わたしたちは、2020年10月30日(金)JR東海に対し、
静岡県内区間(10.7キロメートル)の工事差し止めを求め、静岡地裁に提訴しました。
なぜ、訴訟に踏み切ったのか。
新型コロナウイルスの感染が拡大し、東海道新幹線の乗車率は一時10%まで落ち込みました。
リモート会議や在宅ワークが一気に普及し、いまや常識と言っても過言ではありません。
日本全体の人口減少もあり、将来的に鉄道での高速移動の需要が増大することは考えられません。
JR東海の「リニアが拓く東京-名古屋-大阪の人口6500万巨大都市経済圏」の構想は幻想となるでしょう。
また、このリニア新幹線の工事により、南アルプスに巨大なトンネルを掘ることになり、なにも対策をとらない場合、
大井川の水量が毎秒2トン減少することが判明しJR東海も認めています。
実際にリニアの実験線がある山梨県では、井戸が枯れるなどの「水枯れ」が発生しています。
「静岡県がリニア中央新幹線の建設を邪魔している」という人もいますが、大井川の水の減少は、中下流域の62万人の
くらしと、生業に直結する問題なのです。
そして、この工事により静岡県民の貴重な財産である、南アルプスの自然と生態系に、取り返しがつかない影響が出る
ことは避けられません。
リニア中央新幹線建設工事は、静岡県民にとって「百害あって一利なし」なのです。
静岡県知事 鈴木 康友 様
静岡県内リニア工事について
スピード感よりも県民の安心第一の対話を求める署名
JR東海の『環境影響評価準備書』(2013年9月)においてリニア新幹線工事によって大井川の流量が毎秒2トン減ると明記され、「命の水」と「かけがえのない環境」が壊されてしまうと静岡県民に衝撃が走りました。『準備書』に対する知事意見(2014年3月)以降、静岡県は「トンネル湧水の全量戻し」(県ホームページ)の主張を堅持してきました。リニア新幹線工事実施計画(その1)の認可(2014年10月)に至るアセス手続きの最終段階である『環境影響評価書』(2014年4月)に対して、2014年7月に国土交通大臣が示した「地元の理解と協力を得ることが不可欠」との意見を踏まえて、どうすれば工事湧水を全量戻すことができ「水と環境」を守れるかについて、静岡県とJR東海との間で対話が始まりました。
対話は3つの分野、水問題、生物多様性問題、残土問題にわたって「全量戻し」を軸に行われましたが、2025年6月の地質構造・水資源専門部会において、県が「水問題について対話完了」としたことは県民に大きな不安を与えました。なぜなら、水資源に影響を与えないようにするために山梨工区山梨県側の工事のやり方について長い期間の対話を重ねたにもかかわらず、もっとも大事な静岡県内工事についてはほとんどふれられていないことが、県民にとって大いに疑問だからです。
岐阜県瑞浪市のリニア工事でトンネル湧水が止まらず、JR東海はとうとう湧水を止める対策自体をあきらめました。大湫(おおくて)地区の井戸が涸れ、家が傾き続けていることは静岡県民にとって他人事ではありません。南アルプスはスケールの大きな特殊な地質を持ち、トンネル工事により断層破砕帯内の水が枯渇してしまうことは、多くの地質学者が指摘するところです。

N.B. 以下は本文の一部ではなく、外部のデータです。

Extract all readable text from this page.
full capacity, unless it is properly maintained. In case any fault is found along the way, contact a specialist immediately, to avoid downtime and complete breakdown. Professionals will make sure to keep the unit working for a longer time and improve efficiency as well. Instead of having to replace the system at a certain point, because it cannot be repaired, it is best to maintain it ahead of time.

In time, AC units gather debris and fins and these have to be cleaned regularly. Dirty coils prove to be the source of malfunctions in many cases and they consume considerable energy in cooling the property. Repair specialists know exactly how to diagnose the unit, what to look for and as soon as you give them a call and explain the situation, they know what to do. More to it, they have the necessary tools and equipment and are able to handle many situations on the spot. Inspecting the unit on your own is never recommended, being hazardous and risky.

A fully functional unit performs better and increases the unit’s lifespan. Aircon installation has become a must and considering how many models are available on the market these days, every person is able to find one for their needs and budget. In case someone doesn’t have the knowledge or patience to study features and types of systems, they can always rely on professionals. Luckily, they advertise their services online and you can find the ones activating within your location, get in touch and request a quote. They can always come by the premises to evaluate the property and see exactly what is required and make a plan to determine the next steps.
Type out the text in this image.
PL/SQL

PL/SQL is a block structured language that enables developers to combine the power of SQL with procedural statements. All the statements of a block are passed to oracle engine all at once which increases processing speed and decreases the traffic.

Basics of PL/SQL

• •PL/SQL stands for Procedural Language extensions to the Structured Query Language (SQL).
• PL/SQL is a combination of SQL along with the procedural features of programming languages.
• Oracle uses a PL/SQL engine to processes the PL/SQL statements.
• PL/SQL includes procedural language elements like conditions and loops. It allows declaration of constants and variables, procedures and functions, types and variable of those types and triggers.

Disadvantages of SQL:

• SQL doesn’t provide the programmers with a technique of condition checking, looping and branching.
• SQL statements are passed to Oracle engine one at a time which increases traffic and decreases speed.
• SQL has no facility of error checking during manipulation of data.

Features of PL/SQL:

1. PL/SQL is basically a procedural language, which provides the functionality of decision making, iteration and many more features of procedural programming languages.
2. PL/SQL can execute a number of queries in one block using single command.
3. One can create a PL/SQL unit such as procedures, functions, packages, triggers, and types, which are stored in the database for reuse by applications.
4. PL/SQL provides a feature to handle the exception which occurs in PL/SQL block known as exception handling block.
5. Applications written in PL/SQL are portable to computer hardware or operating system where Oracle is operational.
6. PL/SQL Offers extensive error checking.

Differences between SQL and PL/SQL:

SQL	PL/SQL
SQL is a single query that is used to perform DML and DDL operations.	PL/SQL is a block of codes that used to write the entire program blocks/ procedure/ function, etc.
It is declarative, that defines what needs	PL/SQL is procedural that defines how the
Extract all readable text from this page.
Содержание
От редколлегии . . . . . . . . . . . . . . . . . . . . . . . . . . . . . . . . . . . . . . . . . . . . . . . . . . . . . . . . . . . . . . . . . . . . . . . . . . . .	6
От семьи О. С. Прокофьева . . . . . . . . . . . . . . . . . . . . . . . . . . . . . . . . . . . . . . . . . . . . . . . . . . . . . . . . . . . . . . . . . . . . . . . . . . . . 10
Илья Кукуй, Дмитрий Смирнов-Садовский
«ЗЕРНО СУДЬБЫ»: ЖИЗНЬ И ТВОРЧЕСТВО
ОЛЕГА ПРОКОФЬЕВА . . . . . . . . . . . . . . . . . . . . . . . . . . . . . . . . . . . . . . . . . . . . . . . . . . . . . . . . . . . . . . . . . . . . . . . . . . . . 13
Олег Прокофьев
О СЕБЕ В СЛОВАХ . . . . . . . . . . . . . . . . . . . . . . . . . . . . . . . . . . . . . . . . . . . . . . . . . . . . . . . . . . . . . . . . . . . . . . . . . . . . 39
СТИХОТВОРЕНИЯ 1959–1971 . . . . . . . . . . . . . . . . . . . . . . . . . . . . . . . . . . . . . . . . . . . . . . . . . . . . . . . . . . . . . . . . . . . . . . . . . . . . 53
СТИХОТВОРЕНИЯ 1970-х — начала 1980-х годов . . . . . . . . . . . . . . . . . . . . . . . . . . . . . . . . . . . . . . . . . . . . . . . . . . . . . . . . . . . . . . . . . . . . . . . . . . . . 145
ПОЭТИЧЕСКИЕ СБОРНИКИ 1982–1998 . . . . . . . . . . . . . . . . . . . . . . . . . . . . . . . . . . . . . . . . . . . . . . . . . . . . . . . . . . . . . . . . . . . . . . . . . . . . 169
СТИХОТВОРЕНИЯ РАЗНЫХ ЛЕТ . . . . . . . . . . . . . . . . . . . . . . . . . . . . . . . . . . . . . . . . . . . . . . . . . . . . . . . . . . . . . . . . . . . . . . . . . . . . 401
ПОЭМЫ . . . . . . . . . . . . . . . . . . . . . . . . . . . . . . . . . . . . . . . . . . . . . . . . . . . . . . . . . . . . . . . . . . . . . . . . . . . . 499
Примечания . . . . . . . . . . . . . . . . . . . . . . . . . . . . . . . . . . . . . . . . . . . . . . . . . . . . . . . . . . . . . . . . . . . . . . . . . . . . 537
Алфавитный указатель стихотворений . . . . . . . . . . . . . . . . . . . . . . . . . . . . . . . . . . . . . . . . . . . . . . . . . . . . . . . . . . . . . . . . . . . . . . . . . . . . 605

生物多様性や残土問題を含めて、スピード感を重視するのではなく県民の安心を第一に考えて納得できる対話を進めていただくよう要請します。また、対話の結果を受けて、知事が「水と環境」を守る確証を得られないときは工事を許可しないよう要請します。
請願項目
1.スピード感重視ではなく、県民が納得するまでJR東海と対話を継続すること。
2.「水と環境」を守る確証を得られないときは工事を許可しないこと。